Rezoning in 2005 mandated green space construction
The waterfront green space also has a 4,000-square-foot playground whose construction wasn’t quite finished the day I was there. Some of the playground equipment looks a little bit like abstract sculptures.
The Greenpoint’s developers were required to build the waterfront green space, give it to the city and promise to fund its maintenance. A 2005 rezoning imposed this requirement on developers of the neighborhood’s waterfront sites.
By the way, the park outside The Greenpoint is open from dawn until dusk. It’s a tranquil spot to watch the sunset.
If you point your camera in the right direction, you’ll be able to include the Empire State Building in your pictures.
A new promenade at Newtown Barge Park
The second green space I want to show you is Newtown Barge Park.
To get there from The Greenpoint, walk inland to Franklin Street and stroll several blocks north to Commercial Street.
Newtown Barge Park was an existing city park. Plans to expand it were made several years ago.
A promenade was added to improve public access to the shoreline. This particular bit of shoreline is the East River, very near where Newtown Creek empties into it.
The park has a lovely swath of lawn, pretty plantings and a fenced-in sports field suitable for baseball and soccer.
If you’re at Newtown Barge Park when the weather’s nice, you’ll see the sun glinting on the windows of an adjacent apartment tower whose address is Two Blue Slip.
It’s part of a 22-acre, multi-building shoreline development called Greenpoint Landing that Park Tower Group is building. Brookfield Properties is a partner for a portion of the project.
By the way, these developers were also obligated by the 2005 rezoning to construct publicly accessible waterfront space. Last year, they opened a section of that green space. It runs between Two Blue Slip and another tower of theirs, One Blue Slip.
Sunrise, sunset, sunrise, sunset
Also by the way, the construction of residential towers marks a new phase in the history of the Greenpoint waterfront. In the 19th century, the area was a shipbuilding mecca.
More than a dozen shipbuilding firms moved to the neighborhood from Manhattan in the 1850s, the city Landmarks Preservation Commission’s designation report about the Greenpoint Historic District says. The famous ironclad Civil War vessel, the Monitor, was made in Greenpoint.
But more about Newtown Barge Park.
It’s open from 6 a.m. to 1 a.m.
This means you can do outdoor yoga at sunrise — though I don’t have the self-discipline to get up that early, so I don’t have any photos of anything like that.

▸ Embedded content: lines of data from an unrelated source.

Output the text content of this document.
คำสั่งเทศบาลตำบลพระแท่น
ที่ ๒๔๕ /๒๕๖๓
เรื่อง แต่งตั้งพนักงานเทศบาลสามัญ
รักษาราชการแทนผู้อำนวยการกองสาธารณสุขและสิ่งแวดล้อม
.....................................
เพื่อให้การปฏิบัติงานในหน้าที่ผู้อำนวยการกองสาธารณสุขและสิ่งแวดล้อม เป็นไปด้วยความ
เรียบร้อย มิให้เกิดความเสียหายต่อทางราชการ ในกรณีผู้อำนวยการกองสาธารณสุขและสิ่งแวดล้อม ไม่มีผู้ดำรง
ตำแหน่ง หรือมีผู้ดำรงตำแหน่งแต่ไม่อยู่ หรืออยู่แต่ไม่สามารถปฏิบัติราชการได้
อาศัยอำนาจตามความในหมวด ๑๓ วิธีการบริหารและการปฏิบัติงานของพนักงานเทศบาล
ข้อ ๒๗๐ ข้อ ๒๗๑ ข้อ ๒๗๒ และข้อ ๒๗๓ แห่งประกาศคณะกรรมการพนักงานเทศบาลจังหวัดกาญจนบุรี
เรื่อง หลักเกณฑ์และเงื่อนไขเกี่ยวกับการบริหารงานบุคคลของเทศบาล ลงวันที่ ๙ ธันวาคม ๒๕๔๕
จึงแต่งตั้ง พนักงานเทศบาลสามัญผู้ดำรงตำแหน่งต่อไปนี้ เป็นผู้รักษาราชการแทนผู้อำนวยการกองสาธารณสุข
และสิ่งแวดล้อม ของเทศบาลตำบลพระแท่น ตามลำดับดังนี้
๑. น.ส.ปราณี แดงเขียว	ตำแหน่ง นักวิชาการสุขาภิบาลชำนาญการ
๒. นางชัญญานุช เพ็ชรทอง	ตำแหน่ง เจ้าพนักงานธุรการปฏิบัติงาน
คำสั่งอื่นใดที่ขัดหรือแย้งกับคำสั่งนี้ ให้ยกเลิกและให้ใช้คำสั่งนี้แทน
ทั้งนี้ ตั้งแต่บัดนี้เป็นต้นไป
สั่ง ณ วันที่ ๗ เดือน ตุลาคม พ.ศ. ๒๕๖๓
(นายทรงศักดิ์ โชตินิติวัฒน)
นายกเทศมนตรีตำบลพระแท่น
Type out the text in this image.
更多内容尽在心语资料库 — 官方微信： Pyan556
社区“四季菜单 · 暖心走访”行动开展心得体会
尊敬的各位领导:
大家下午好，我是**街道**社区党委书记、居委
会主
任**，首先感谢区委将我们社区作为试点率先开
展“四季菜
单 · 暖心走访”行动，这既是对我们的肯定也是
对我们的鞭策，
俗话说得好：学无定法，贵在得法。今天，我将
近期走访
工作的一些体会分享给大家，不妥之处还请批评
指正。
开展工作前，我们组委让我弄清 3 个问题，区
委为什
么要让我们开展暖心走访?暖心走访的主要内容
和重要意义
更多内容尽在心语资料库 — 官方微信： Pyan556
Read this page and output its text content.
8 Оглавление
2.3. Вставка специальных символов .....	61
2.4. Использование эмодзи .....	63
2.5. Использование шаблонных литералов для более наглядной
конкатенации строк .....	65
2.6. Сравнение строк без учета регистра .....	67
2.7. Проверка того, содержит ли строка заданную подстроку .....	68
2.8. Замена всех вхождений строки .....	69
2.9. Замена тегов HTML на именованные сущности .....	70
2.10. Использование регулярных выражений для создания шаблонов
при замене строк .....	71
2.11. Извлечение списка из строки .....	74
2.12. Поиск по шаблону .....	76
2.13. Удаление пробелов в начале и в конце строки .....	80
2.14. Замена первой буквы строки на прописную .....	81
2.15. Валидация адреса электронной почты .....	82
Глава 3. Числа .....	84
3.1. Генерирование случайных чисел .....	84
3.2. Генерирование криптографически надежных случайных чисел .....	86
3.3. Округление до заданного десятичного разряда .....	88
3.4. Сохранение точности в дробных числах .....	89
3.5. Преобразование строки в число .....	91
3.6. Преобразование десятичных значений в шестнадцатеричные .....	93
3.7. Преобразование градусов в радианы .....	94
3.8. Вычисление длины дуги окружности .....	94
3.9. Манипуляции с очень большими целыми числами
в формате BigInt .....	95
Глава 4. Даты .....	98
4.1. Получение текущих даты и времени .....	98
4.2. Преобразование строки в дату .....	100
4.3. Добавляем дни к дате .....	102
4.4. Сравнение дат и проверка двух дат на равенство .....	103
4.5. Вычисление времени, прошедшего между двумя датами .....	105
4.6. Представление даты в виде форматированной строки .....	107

You can also sit and watch the sunset. I did. It was splendid. But the pictures I took at dusk are prettier than the sunset shots.
A dinner-time picnic would be fun at Newtown Barge Park. There are nearby restaurants that would be good places to get a to-go dinner.
The Brooklyn Ice Cream Factory is a few blocks away on Commercial Street. You might want to eat dessert there — because if you carry ice cream all the way to the park in this weather, you could wind up with a drippy mess.